When a Conventional Loan Makes More Sense

A conventional loan is likely better if:

  • Your credit score is 620 or higher, especially 720+
  • You can put 10-20% down, which reduces or eliminates mortgage insurance
  • You want the option to remove mortgage insurance later
  • You are buying a home that would not pass FHA’s property standards (older homes, investment properties)
  • You want to buy a more expensive home above FHA loan limits

The True Cost Difference

Borrowers sometimes assume FHA is always cheaper because of the lower credit requirements. That is not always true. The ongoing MIP on an FHA loan can add hundreds of dollars per month compared to PMI on a conventional loan — and that cost does not go away automatically.
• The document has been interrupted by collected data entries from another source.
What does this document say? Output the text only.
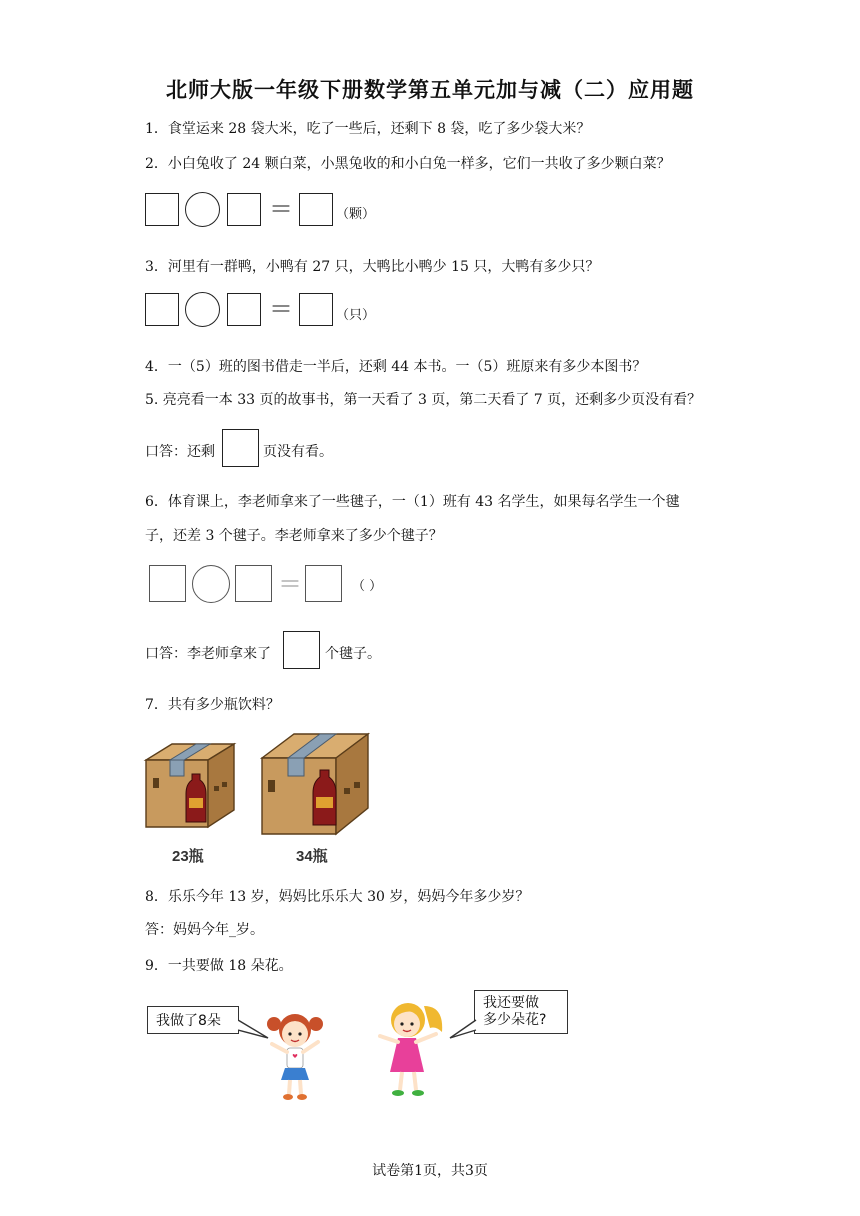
北师大版一年级下册数学第五单元加与减（二）应用题
1．食堂运来 28 袋大米，吃了一些后，还剩下 8 袋，吃了多少袋大米？
2．小白兔收了 24 颗白菜，小黑兔收的和小白兔一样多，它们一共收了多少颗白菜？
＝	（颗）
3．河里有一群鸭，小鸭有 27 只，大鸭比小鸭少 15 只，大鸭有多少只？
＝	（只）
4．一（5）班的图书借走一半后，还剩 44 本书。一（5）班原来有多少本图书？
5. 亮亮看一本 33 页的故事书，第一天看了 3 页，第二天看了 7 页，还剩多少页没有看？
口答：还剩	页没有看。
6．体育课上，李老师拿来了一些毽子，一（1）班有 43 名学生，如果每名学生一个毽
子，还差 3 个毽子。李老师拿来了多少个毽子？
＝	（ ）
口答：李老师拿来了	个毽子。
7．共有多少瓶饮料？
23瓶	34瓶
8．乐乐今年 13 岁，妈妈比乐乐大 30 岁，妈妈今年多少岁？
答：妈妈今年_岁。
9．一共要做 18 朵花。
我做了8朵
我还要做
多少朵花?
试卷第1页，共3页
Example: On a $350,000 FHA loan with 3.5% down, monthly MIP might run $175 to $250 per month on top of principal and interest. On a conventional loan with 5% down, PMI might run $100 to $180 per month — and it cancels once you reach 20% equity.

If your credit score is 740 or above, a conventional loan will almost always cost less over time.

FHA Loan Property Requirements

FHA has strict property standards. The home must be safe, sound, and secure to qualify. An FHA appraiser will flag issues like:

  • Peeling lead paint (homes built before 1978)
  • Missing handrails on stairs
  • Roof with less than two years of useful life remaining
  • No working HVAC in cold climates

These requirements can kill deals on fixer-uppers. Conventional loans have no such strict property standards, which makes them better for homes that need work.

Bottom Line

If your credit is below 620 or your down payment is limited, an FHA loan may be your only realistic option. If you have good credit and can put down 10% or more, a conventional loan will likely cost less over time due to the ability to cancel mortgage insurance.

Get quotes from lenders for both loan types before deciding. The best loan for you depends on your credit, down payment, and the specific property you are buying.